The move likely marks the end of the line for Trump’s legal push to reverse his defeat.
The Supreme Court has rejected a longshot bid by Texas and other Republican-led states to overturn President-elect Joe Biden’s victory in last month’s election, dashing President Donald Trump’s last-ditch hope that the justices effectively hand him a second term.
In a brief order Friday evening, the justices summarily refused the unusual case Texas filed Monday against four swing states whose voters favored Biden.
“Texas has not demonstrated a judicially cognizable interest in the manner in which another State conducts its elections,” the court wrote in its unsigned order.
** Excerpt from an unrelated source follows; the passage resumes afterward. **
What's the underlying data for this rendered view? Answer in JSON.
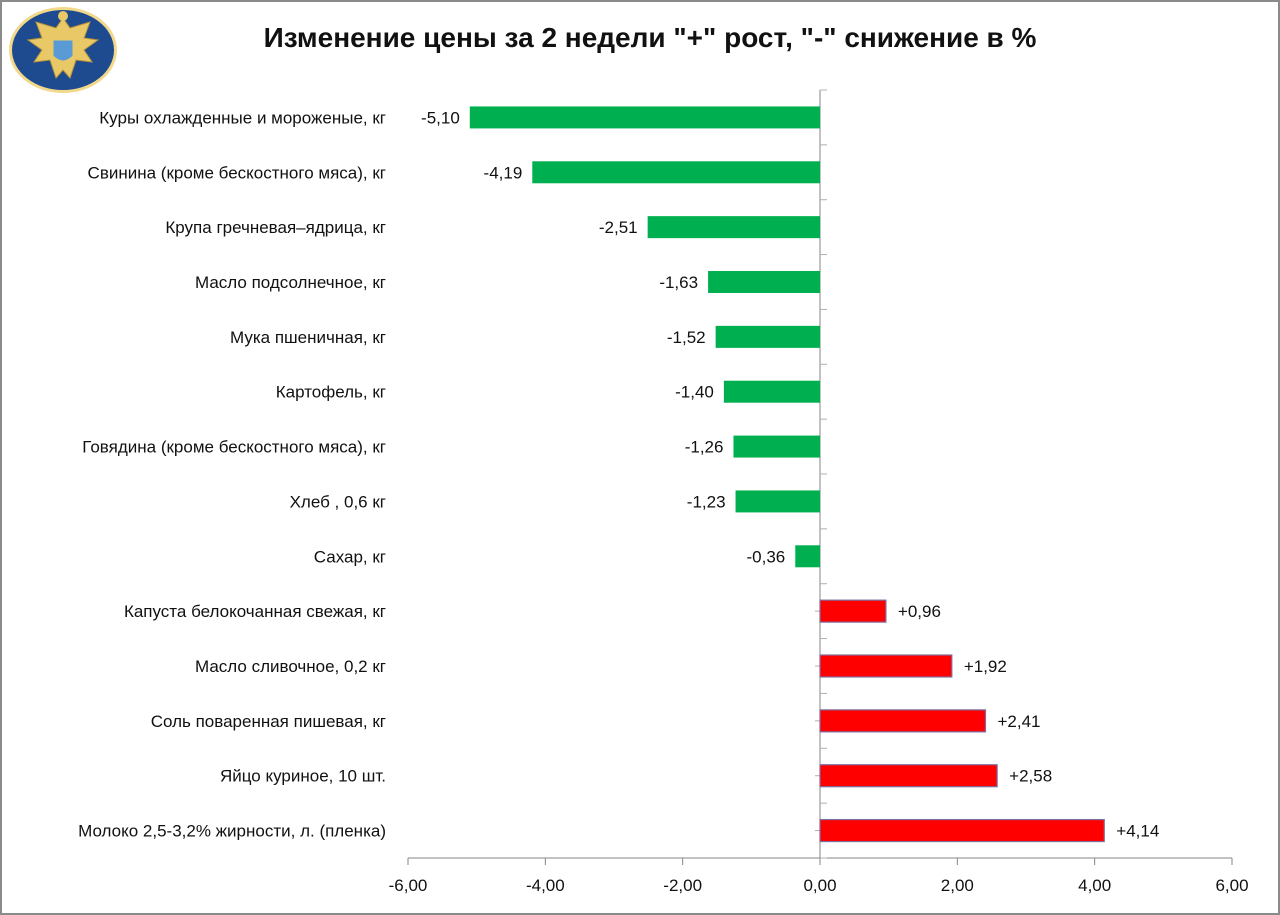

No justice indicated any endorsement of Texas’ arguments. Justices Samuel Alito and Clarence Thomas issued a statement saying they would have allowed Texas’ to file its case under a rarely-used procedure for interstate disputes, but they said “would not grant other relief.”
The decision brings an abrupt, unceremonious end to Trump’s legal effort to essentially scrap the democratic process in order to preserve his presidency, a six-week-long crusade in which he has spread false conspiracies about voter fraud to drive up distrust of the U.S. election system. Trump dubbed the Supreme Court gambit “the big one” and had publicly pressed the justices to rule for him to “save America.”
Texas’s audacious legal move, lodged by its scandal-plagued attorney general Ken Paxton, won Trump’s endorsement and the backing of 126 Republican members of the House, including GOP Leader Kevin McCarthy. However, the attempt also prompted an angry reaction from the targeted states and led many Democrats and some GOP officials to denounce the effort as a dangerous assault on the foundation of American democracy.
“Every American who cares about the rule of law should take comfort that the Supreme Court — including all three of President Trump’s picks — closed the book on the nonsense,” Sen. Ben Sasse (R-Neb.) tweeted Friday evening.